Passo del Vallon Orientale |
Secondo il piano originale avrei dovuto salire a cima Pratofiorito per poi scendere dalla facile vedretta, ma preferisco rinunciare alla cima e scendere direttamente, vista anche l'ora (16.30). Sotto di me c'è una vedretta, di cui vedo un'interruzione a metà... i segni di vernice mi danno l'idea di indicare la discesa, che sembra fattibile, e anche se non c'è alcuna traccia - non è una novità oggi - scendo.
Campanile Alto |
Il pendio è ripido (30° / 35°) ma la neve molle facilita la discesa con i soli bastoncini. Raggiungo presto l'interruzione, che come temo è una paretina, bassa e non ripida ma percorsa dalle cascate dell'acqua che fonde dalla vedretta. Butto i bastoncini 4 metri sotto e disarrampico, attenzione massima, qui gli errori non sono consentiti... la parete continua ma è più semplice, e appena posso mi trasferisco sul ripido nevaio a destra (anche lui sui 35°) e mi tolgo dalle difficoltà.
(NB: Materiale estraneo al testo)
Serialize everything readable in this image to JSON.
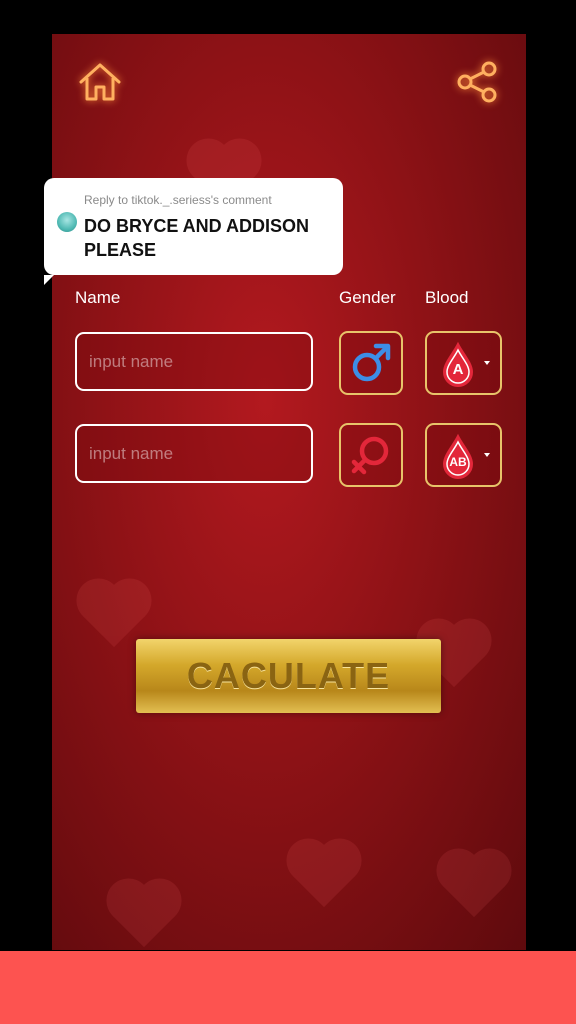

Vedretta dei XII Apostoli e Passo di Vallon orientale |
Laggiù in fondo scorgo la traccia, e proseguendo un poco capisco anche da dove proviene: quella che ho disceso era la Vedretta dei XII Apostoli, dalla quale non passa alcun sentiero... la Vedretta di Pratofiorito, percorsa dal sentiero segnato per il rifugio Agostini, era più avanti (a destra, a est), e per accedervi dall'alto facilmente avrei dovuto salire l'omonima cima. Un errore stupido, che guardando con un po' di distanza i posti da cui sono sceso non avrei dovuto compiere!
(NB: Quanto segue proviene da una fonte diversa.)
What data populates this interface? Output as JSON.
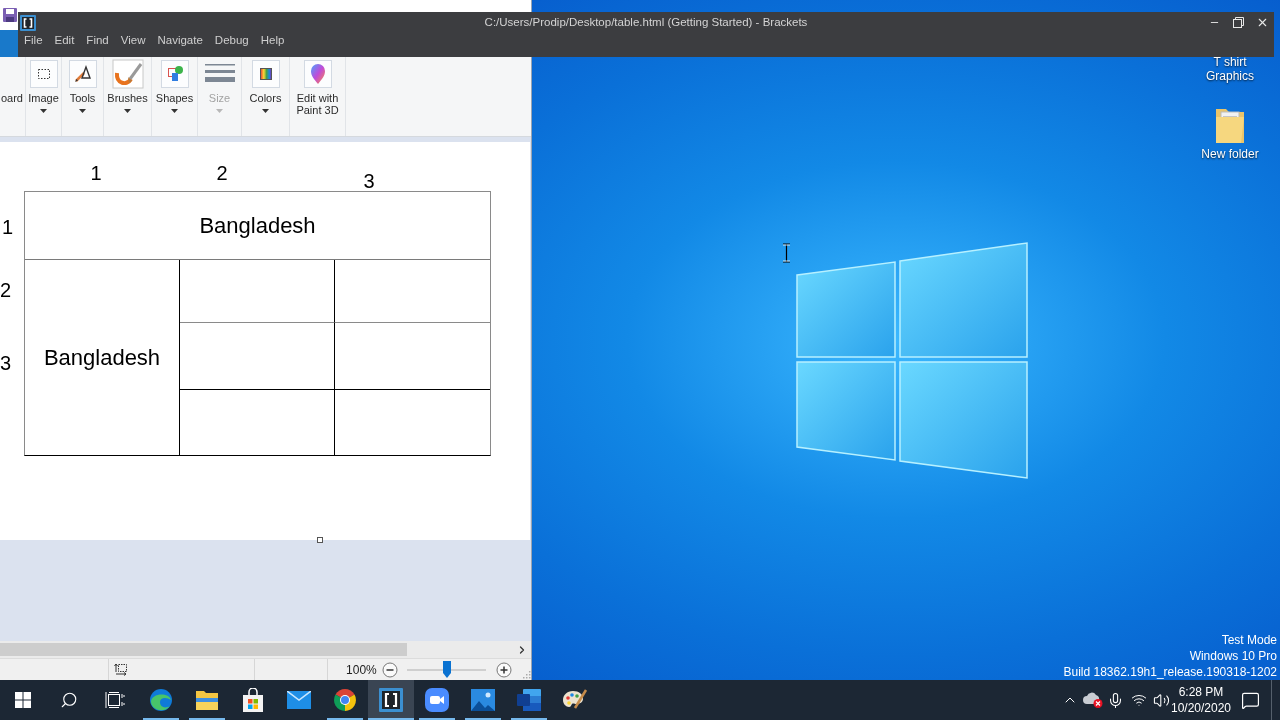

La Vedretta di Pratofiorito |
Continuando a traversare i pendii rocciosi modellati dal ghiacciaio, raggiungo la suddetta traccia, segnata a ometti, che segue a lungo il nevaio su pendenze ormai dolci, per poi puntare diretta al rifugio XII Apostoli (2489). Rivedo dopo tante ore degli esseri umani, e per prendermi beffa di tutta la wilderness della giornata mi concedo niente meno che una lattina di Coca Cola, godendomi il sole ai tavoli e lo splendido panorama.
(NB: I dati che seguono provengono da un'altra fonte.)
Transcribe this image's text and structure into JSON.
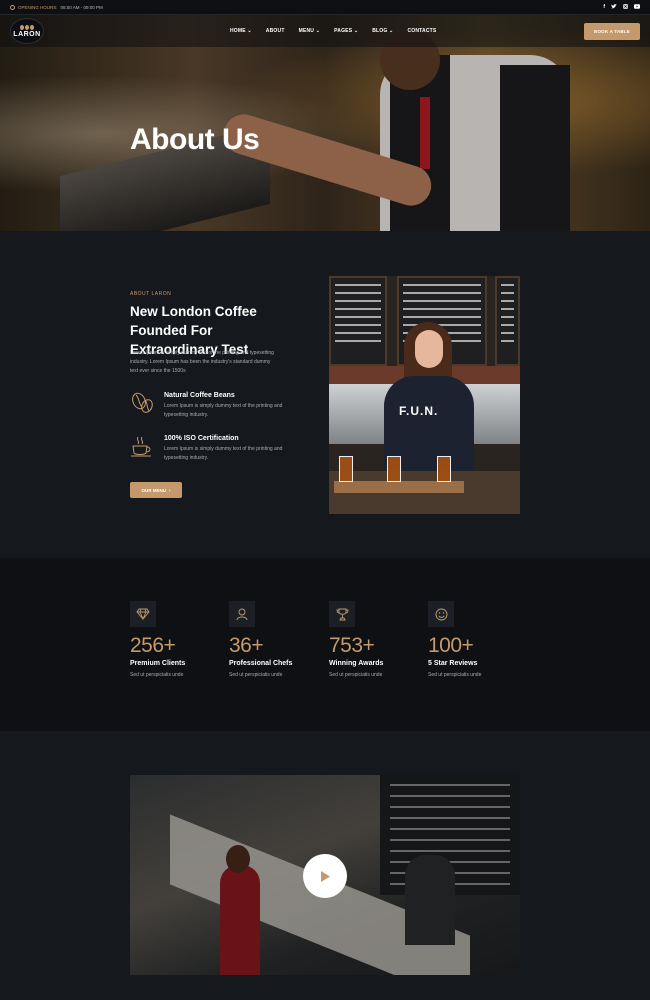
{
  "topbar": {
    "hours_label": "OPENING HOURS:",
    "hours_value": "08:00 AM - 09:00 PM",
    "social": [
      "f",
      "t",
      "ig",
      "yt"
    ]
  },
  "nav": {
    "logo_text": "LARON",
    "items": [
      {
        "label": "HOME",
        "has_dropdown": true
      },
      {
        "label": "ABOUT",
        "has_dropdown": false
      },
      {
        "label": "MENU",
        "has_dropdown": true
      },
      {
        "label": "PAGES",
        "has_dropdown": true
      },
      {
        "label": "BLOG",
        "has_dropdown": true
      },
      {
        "label": "CONTACTS",
        "has_dropdown": false
      }
    ],
    "book_label": "BOOK A TABLE"
  },
  "hero": {
    "title": "About Us"
  },
  "about": {
    "eyebrow": "ABOUT LARON",
    "heading": "New London Coffee Founded For Extraordinary Test",
    "description": "Lorem Ipsum is simply dummy text of the printing and typesetting industry. Lorem Ipsum has been the industry's standard dummy text ever since the 1500s",
    "features": [
      {
        "icon": "coffee-beans-icon",
        "title": "Natural Coffee Beans",
        "desc": "Lorem Ipsum is simply dummy text of the printing and typesetting industry."
      },
      {
        "icon": "coffee-cup-icon",
        "title": "100% ISO Certification",
        "desc": "Lorem Ipsum is simply dummy text of the printing and typesetting industry."
      }
    ],
    "button_label": "OUR MENU",
    "photo_shirt_text": "F.U.N."
  },
  "stats": [
    {
      "icon": "diamond-icon",
      "value": "256+",
      "label": "Premium Clients",
      "desc": "Sed ut perspiciatis unde"
    },
    {
      "icon": "chef-icon",
      "value": "36+",
      "label": "Professional Chefs",
      "desc": "Sed ut perspiciatis unde"
    },
    {
      "icon": "trophy-icon",
      "value": "753+",
      "label": "Winning Awards",
      "desc": "Sed ut perspiciatis unde"
    },
    {
      "icon": "smiley-icon",
      "value": "100+",
      "label": "5 Star Reviews",
      "desc": "Sed ut perspiciatis unde"
    }
  ],
  "colors": {
    "accent": "#c49a6c",
    "background": "#15181c",
    "stats_background": "#0e1013"
  }
}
Il XII Apostoli dall'alto... |
La discesa a fondovalle lungo la "Scala Santa" è una caduta nel caldo, accelerata da qualche corsa giù per i ghiaioni: mi getterei volentieri in un torrente, ma una volta a valle, nel grazioso Piano del Nardis, scopro che l'acqua non c'è, sicuramente risucchiata dall'infame sottosuolo carsico di queste rocce calcaree. Alle mie spalle il rifugio Dodici Apostoli, che un paio di ore fa osservavo dall'alto, adesso si affaccia piccolo piccolo da un balcone roccioso che sembra chissà dove.
...e dal basso |
Al bivio seguo il sentiero 307 per Malga Movlina, salendo brevemente in un bel bosco di larici. Il sentiero diventa comodo, ombroso, pianeggiante: davvero un toccasana per le gambe dopo tanti sassi. Presto mi sono concessi begli scorci sul Lago di Val d'Agola, le cime nord del Brenta, i soliti Adamello e Presanella. Mi immetto poi nel 354, che seguo a sinistra fino al vicino Passo del Gotro (1848), rientrando così in val d'Algone.
Lago di val d'Agola |
Ultima sorpresa: un gregge di capre, non sorvegliate da pastori né cani, si spaventa al mio passaggio, e comincia a dirigersi frettolosamente verso Malga Movlina. Non c'è maniera di seminarle o aggirarle, sembra proprio che le capre vogliano rientrare in compagnia stasera. Una volta alla malga si mischiano con le mucche, tutte assiepate attorno alla fontana dove stamattina avevo riempito la borraccia.
Meee meee beee eeee |
Sono le 19 passate, l'aria è fresca e pulita, quanta voglia di fermarsi in questa valle meravigliosa... ma gli impegni, la fretta, la gravità mi riportano giù nell'afosa pianura, a tutto gas per arrivare al metano di Rovereto prima della chiusura. La giornata si concluderà dopo 19 ore con una lauta cena e lautissima dormita!